Enterprise Communications

How Robotic Automation is Being Used in Financial Services

By Paula Bernier, Executive Editor, TMC  |  November 02, 2016

Automation is becoming a prevalent theme at businesses, as more organizations look to employ computing resources and software rather than, or in addition to, people to handle repetitive tasks or other work requiring a high level of consistency.

For example, some companies in the financial industry are now beginning to leverage robotic automation so call center agents don’t have to navigate through various screens. Instead, the system can be automated to pop up the screens and information these agents require as they need them, explained Dinesh Venugopal, president of digital and strategic customers at IT services giant Mphasis, a company with nearly $1 billion in revenue and 24,000 employees worldwide.

Mphasis can work with clients to assess their processes, look for patterns, see what things can be automated, and then help them do that. By automating processes businesses stand to save on costs, allow for a higher level of responsiveness, and lessen the opportunity for mistakes.

It’s not one-click ordering that makes Amazon great, noted Venugopal, it’s all that happens behind the scenes to enable that. This model could be applied to the financial services industry, he said, to allow for faster loan approvals, as just one example.

Robotic automation, he added, can also be used for more complex, process-level work. For example, Mphasis offers a compliance automation solution that can be used to lessen the frequency of false positives in anti money laundering applications, he said.

Claims processing is yet another example of where robotic automatic is being employed, said Venugopal.
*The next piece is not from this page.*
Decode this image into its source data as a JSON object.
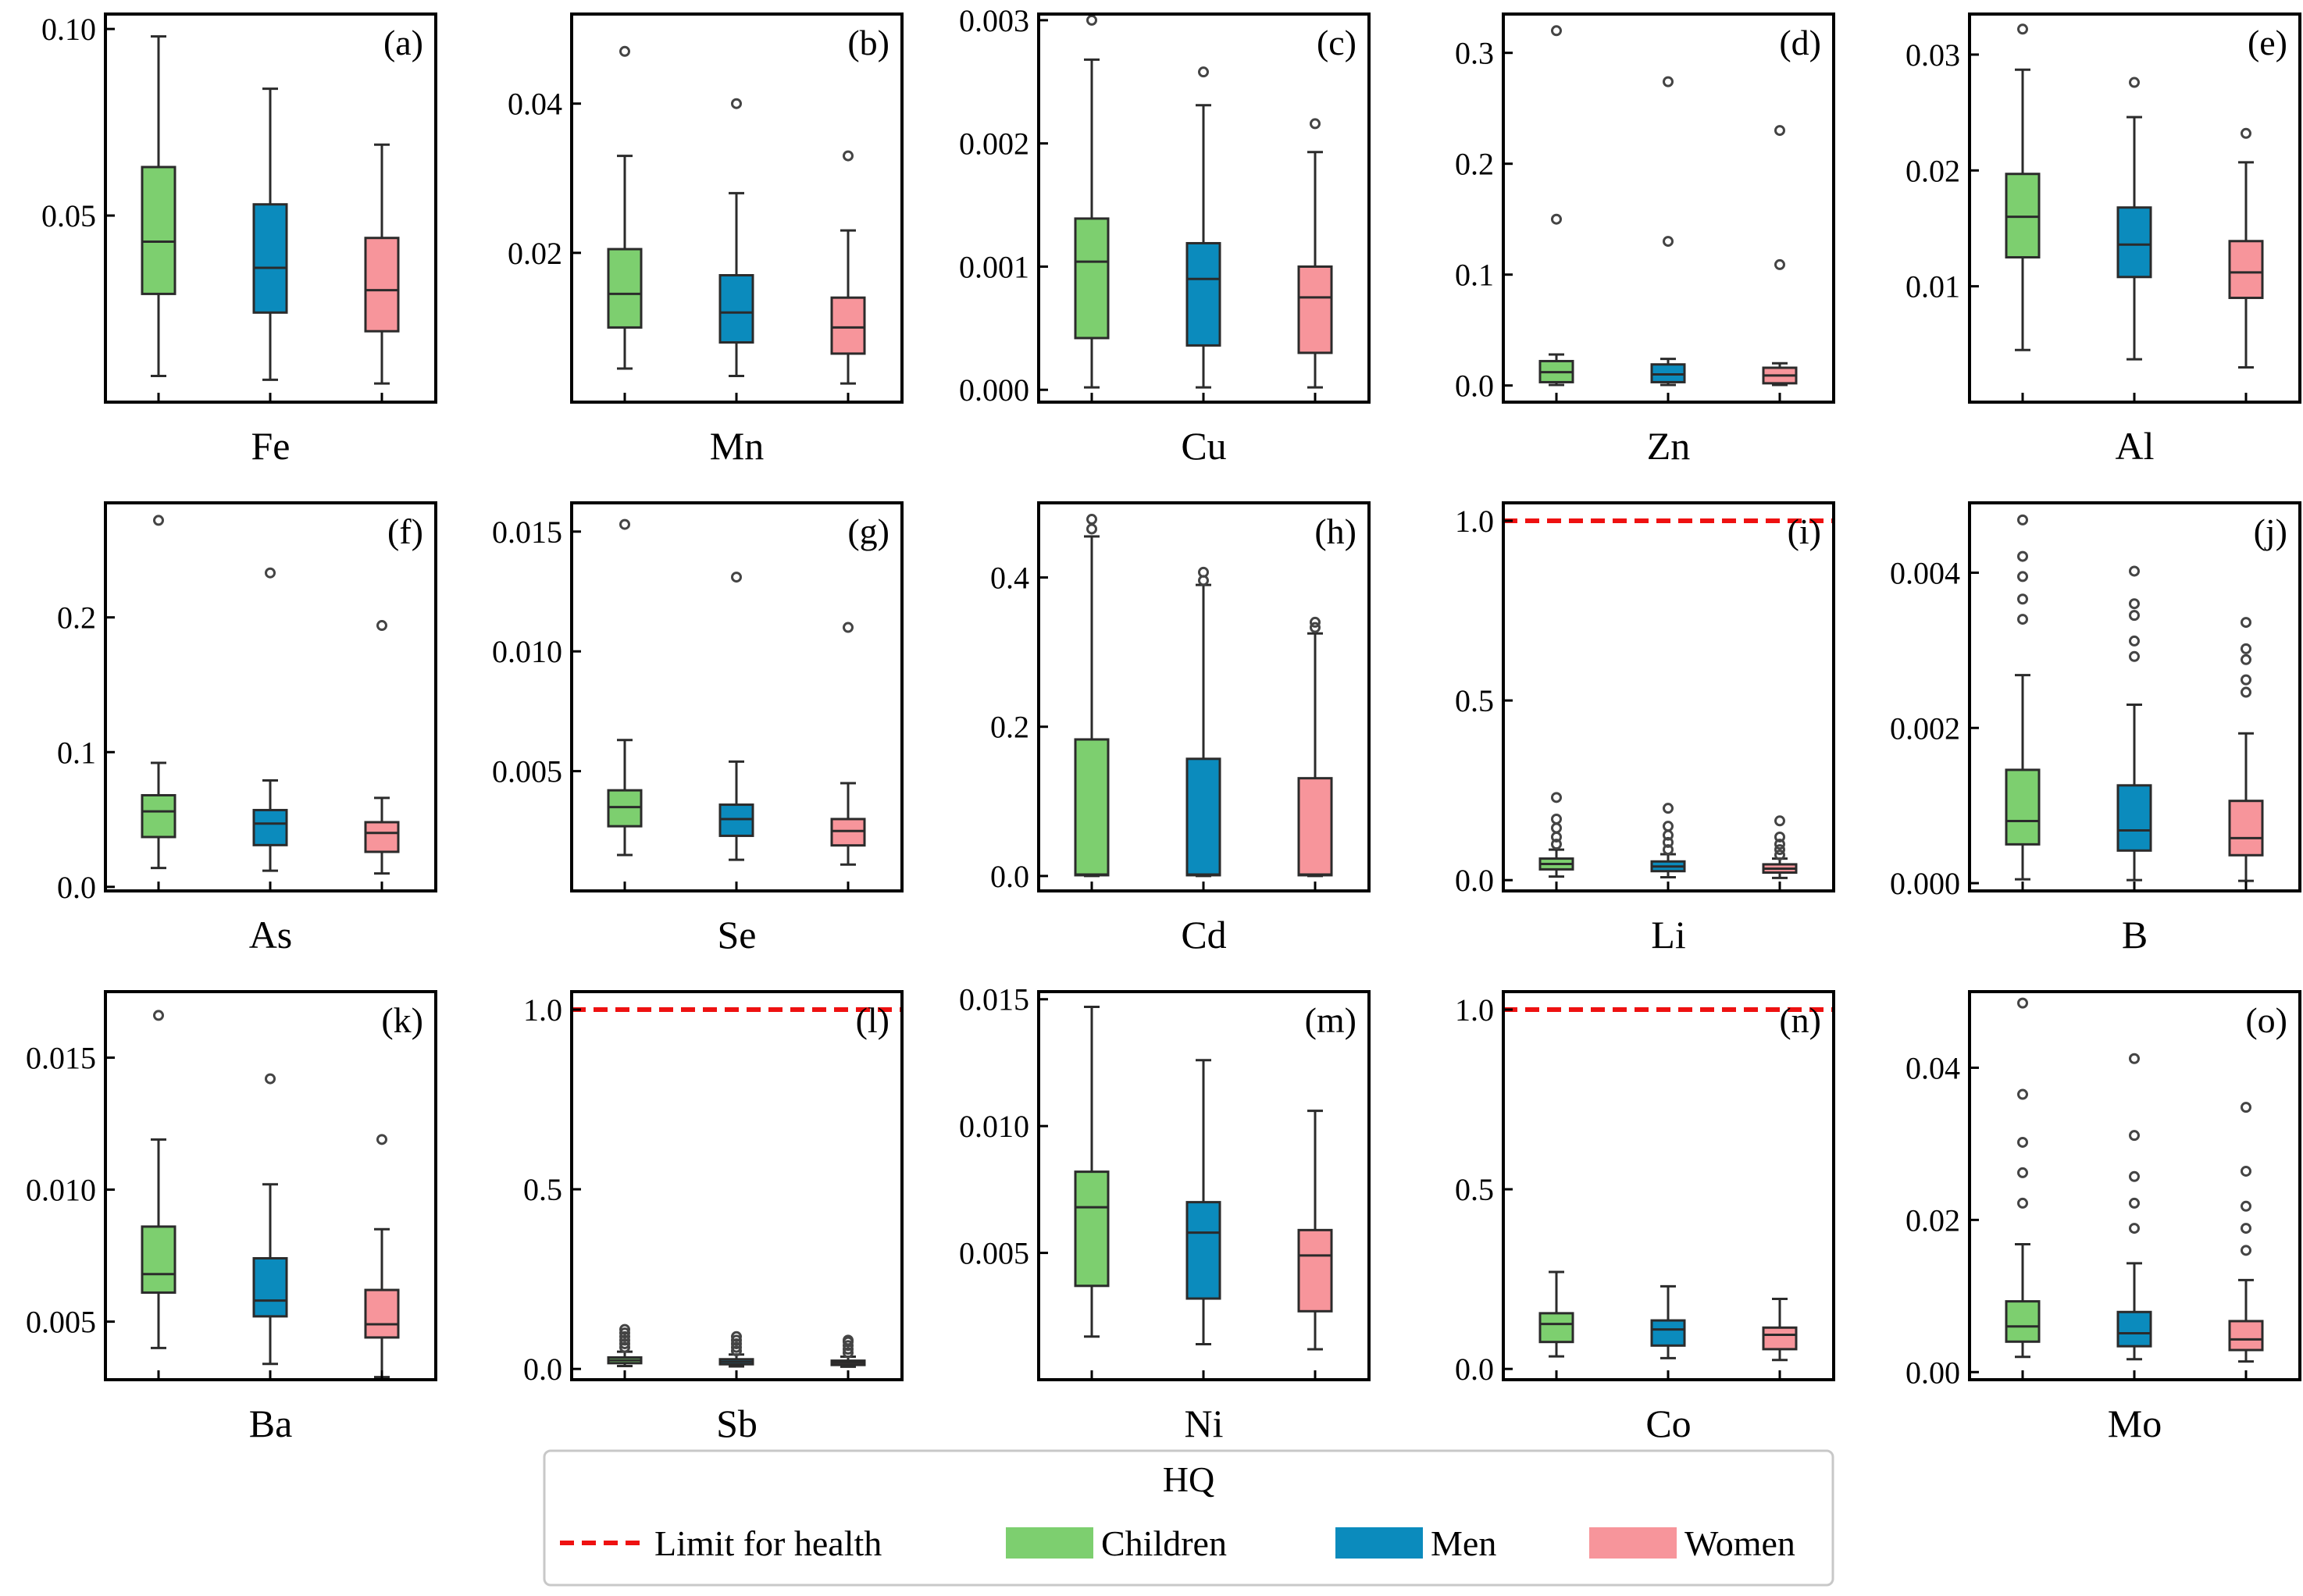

Using this technology, he said, Mphasis was able to reduce the number of people it needed for claims processing from 400 to 220.

While the artificial intelligence and other technology required for doing this kind of thing have existed for some time now, Venugopal said, what’s important here is that Mphasis, which has both domain knowledge and technology knowledge, is making it real for the financial services industry.

In the case of claims processing, for example, Mphasis looked at the entire claims process and how it was being done. It mapped the various processes within the larger process and identified what parts could be eliminated. The processes and factors that were considered included everything from the number of keystrokes and their purpose, to the data required, to information about when managers need to be brought into the process, and more.

Mphasis, which was founded in 1998, is the company that Blackstone in April acquired the 60 percent stake of from EDS (News - Alert) for $1.1 billion. It was the largest single investment Blackstone has made in an Indian company.